08/02/2001 11:00PM

Racing museum spreads the word


SARATOGA SPRINGS, N.Y. - Monday's Hall of Fame induction ceremonies for trainers Richard Mandella and Tom Smith, jockey Earlie Fires, and those crack horses Holy Bull, Paseana, and Maskette serves as another reminder that this industry is fortunate to have an outstanding National Museum of Racing.

The impressive ceremonies, which have drawn crowds of increasing size, depict racing in the best possible light, and the response by the honorees is always moving and frequently uplifting.

But the museum is much more than a showcase for the Hall of Fame and its activities. Well-conceived and skillfully presented exhibitions, such as the superb current display on Seabiscuit, help to tell racing's story to the public. Seminars, panel discussions, and lectures on a variety of racing topics, held throughout the year, are educational and entertaining. Museum-organized tours to important racing events, such as the Triple Crown classics and the World Thoroughbred Championships, do much to bolster the bonding process between the museum and the Saratoga community.

The museum has made extensive efforts to spread its presence and messages beyond the geographical bounds of Saratoga. Portable interactive displays are sent to tracks in all parts of the country, and a traveling van with multiple displays plies the highways on an appointment basis. The museum has developed an excellent library of books and audio-visual tapes and has become a major research source for scholars and others with a requirement to know more about racing.

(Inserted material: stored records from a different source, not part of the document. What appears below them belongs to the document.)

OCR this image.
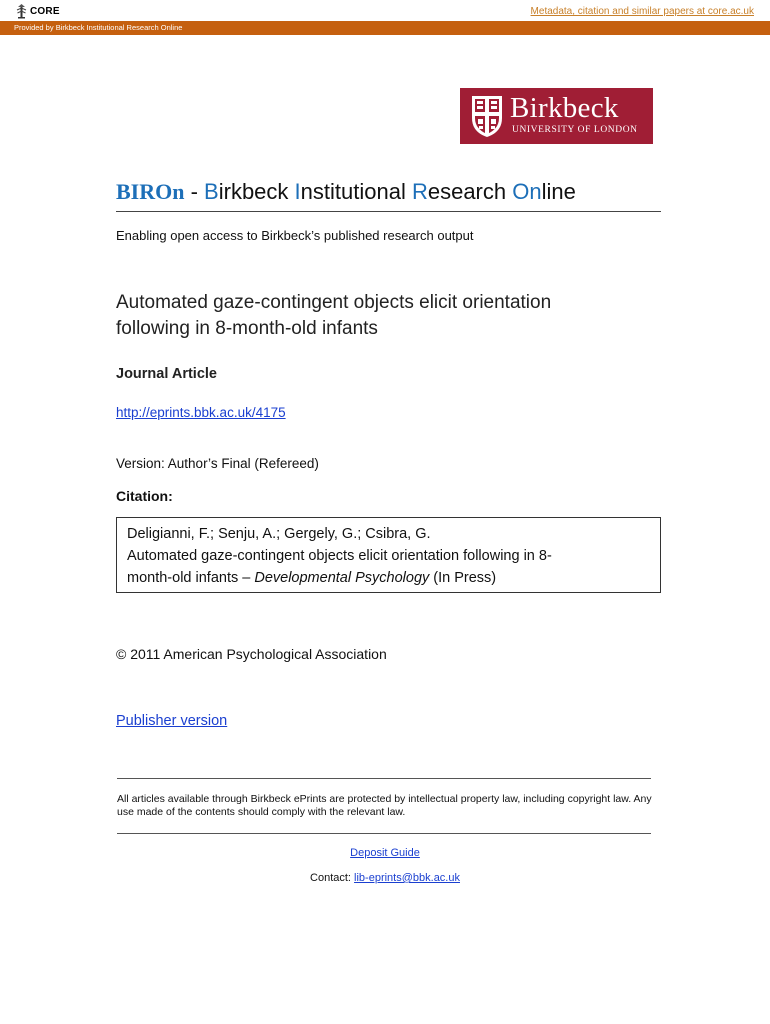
CORE	Metadata, citation and similar papers at core.ac.uk
Provided by Birkbeck Institutional Research Online
Birkbeck
UNIVERSITY OF LONDON
BIROn - Birkbeck Institutional Research Online
Enabling open access to Birkbeck’s published research output
Automated gaze-contingent objects elicit orientation
following in 8-month-old infants
Journal Article
http://eprints.bbk.ac.uk/4175
Version: Author’s Final (Refereed)
Citation:

Deligianni, F.; Senju, A.; Gergely, G.; Csibra, G.

Automated gaze-contingent objects elicit orientation following in 8-

month-old infants – Developmental Psychology (In Press)

© 2011 American Psychological Association
Publisher version
All articles available through Birkbeck ePrints are protected by intellectual property law, including copyright law. Any use made of the contents should comply with the relevant law.
Deposit Guide
Contact: lib-eprints@bbk.ac.uk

Headed by president John von Stade, a vital staff is constantly seeking out new avenues along which to fulfill its mission. Its success and progress has been recognized by museum groups with a number of awards and grants that enhance its prestige.

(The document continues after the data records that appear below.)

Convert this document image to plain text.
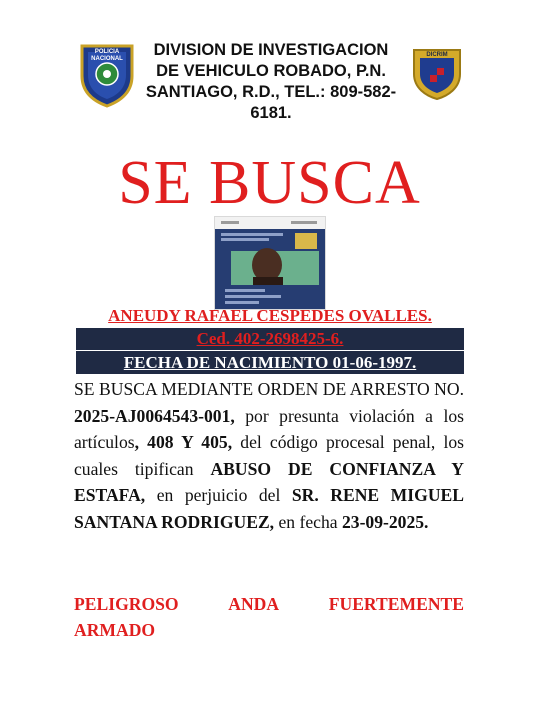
POLICIA
NACIONAL	DIVISION DE INVESTIGACION
DE VEHICULO ROBADO, P.N.
SANTIAGO, R.D., TEL.: 809-582-
6181.
DICRIM
SE BUSCA
ANEUDY RAFAEL CESPEDES OVALLES.
Ced. 402-2698425-6.
FECHA DE NACIMIENTO 01-06-1997.
SE BUSCA MEDIANTE ORDEN DE ARRESTO NO. 2025-AJ0064543-001, por presunta violación a los artículos, 408 Y 405, del código procesal penal, los cuales tipifican ABUSO DE CONFIANZA Y ESTAFA, en perjuicio del SR. RENE MIGUEL SANTANA RODRIGUEZ, en fecha 23-09-2025.
PELIGROSO ANDA FUERTEMENTE
ARMADO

One of the most enjoyable features of the museum's historical records is the opportunity to learn more about interesting racing personalities of the past. Eighty trainers have been installed in the Hall of Fame, for example, and among those least known to current generations is a man who was, at one time, an international hero, acclaimed on both sides of the Atlantic. I am alluding to Jacob Pincus, who saddled tobacco magnate Pierre Lorillard's Iroquois to win the 1881 Epsom Derby, the first victory in that classic by an American horse.

News of the triumph touched off celebrations in cities throughout the U.S.

Pincus, a native of Baltimore, was a 13-year-old factory worker in Louisville, Ky., when he met Dr. J.W. Weldon, who trained a stable of horses at the Crab Orchard course. Small of stature at the time, Pincus was invited to try his hand as an exercise rider. He had the knack and accepted his first mount in New Orleans in 1852, when he was 14. He rode for six years, became a top jockey, but got heavy and had to give it up.

He began training horses in the early 1860's. In 1865, he saddled Richmond to win the second running of the Jersey Derby and the following year was hired by R.A. Alexander, one of America's premier sportsmen. Pincus's reputation grew.

He subsequently trained for August Belmont, one of racing's leaders; for John Chamberlain, whose Tom Ochiltree was a sensation in that era; and for William Astor, whose Vagrant won many stakes under Pincus's direction.

In 1879, Pincus became head trainer of the American division of Lorillard's large stable and in 1880 was sent to England to train the Lorillard horses in that country. One of the promising 2-year-olds was named Iroquois. He was beaten in the 2,000 Guineas the following spring by Peregrine but got his revenge in the Derby at Epsom, a victory that earned he and his trainer a place in racing history.